Para o presidente da Câmara Brasileira da Indústria da Construção (CBIC), Renato Correia, o cenário de juros altos limita tanto a demanda por imóveis quanto a capacidade das empresas de viabilizar novos projetos. Segundo ele, o impacto vai além do crédito habitacional e atinge toda a cadeia produtiva do setor.
“Uma política monetária contracionista encarece o crédito imobiliário, reduz a demanda por novos empreendimentos e desacelera a atividade da construção. Juros altos aumentam os custos, restringem o acesso ao financiamento e afetam a confiança dos investidores”, afirmou.

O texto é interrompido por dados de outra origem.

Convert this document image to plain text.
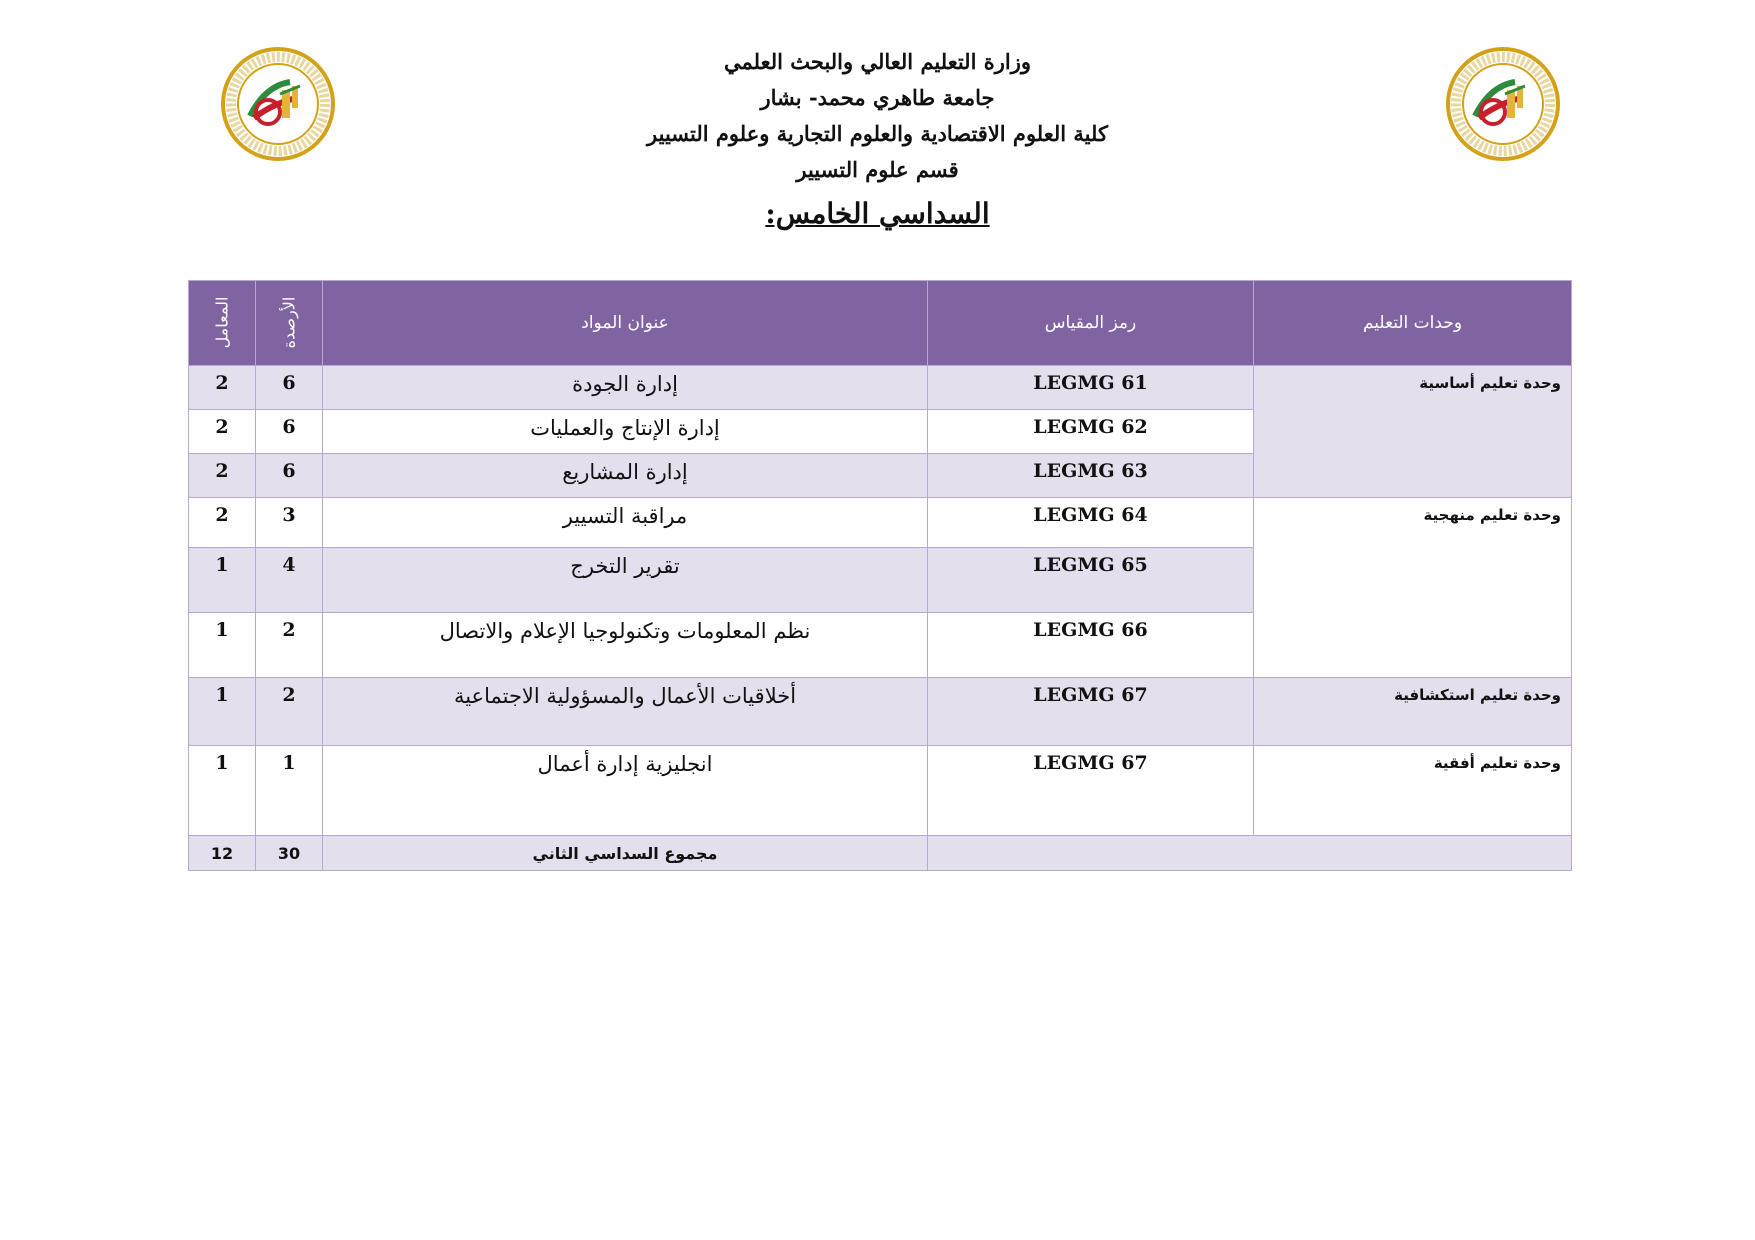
وزارة التعليم العالي والبحث العلمي
جامعة طاهري محمد- بشار
كلية العلوم الاقتصادية والعلوم التجارية وعلوم التسيير
قسم علوم التسيير
السداسي الخامس:
وحدات التعليم	رمز المقياس	عنوان المواد	الأرصدة	المعامل
وحدة تعليم أساسية	LEGMG 61	إدارة الجودة	6	2
	LEGMG 62	إدارة الإنتاج والعمليات	6	2
	LEGMG 63	إدارة المشاريع	6	2
وحدة تعليم منهجية	LEGMG 64	مراقبة التسيير	3	2
	LEGMG 65	تقرير التخرج	4	1
	LEGMG 66	نظم المعلومات وتكنولوجيا الإعلام والاتصال	2	1
وحدة تعليم استكشافية	LEGMG 67	أخلاقيات الأعمال والمسؤولية الاجتماعية	2	1
وحدة تعليم أفقية	LEGMG 67	انجليزية إدارة أعمال	1	1
		مجموع السداسي الثاني	30	12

A construção é um dos setores mais sensíveis à taxa de juros, por depender de financiamentos de longo prazo e por ter forte efeito multiplicador sobre o emprego e a renda. A avaliação é de que os efeitos podem se estender até 2026, mesmo com a expectativa de maior disponibilidade de recursos para o financiamento imobiliário. “É necessária uma trajetória de queda dos juros como condição para uma retomada mais consistente da atividade econômica”, complementou o presidente da CBIC.
A prévia da inflação oficial do país, medida pelo IPCA-15 e divulgada pelo IBGE, referente ao mês de janeiro, ficou em 0,20%, o que corresponde a redução de 0,05 ponto percentual em relação à prévia do último mês do ano 2025.
Esse resultado ficou abaixo do que era aguardado pelos analistas (0,23%) e demonstra uma inflação mais comportada. Também é importante destacar o recuo que vem sendo observado no dólar. “Com a economia em desaceleração e inflação mais contida espera-se efetivamente a redução da Selic”, afirma Ieda Vasconcelos, economista da CBIC.
“Importante ressaltar que a queda consistente no custo do crédito certamente poderá incentivar os investimentos produtivos, incluindo os lançamentos de empreendimentos no mercado imobiliário. Isso ampliaria o acesso a casa própria e estimularia toda a cadeia produtiva da construção, o que corresponderia a um círculo virtuoso na economia com a maior geração de renda e riqueza”, completa Vasconcelos.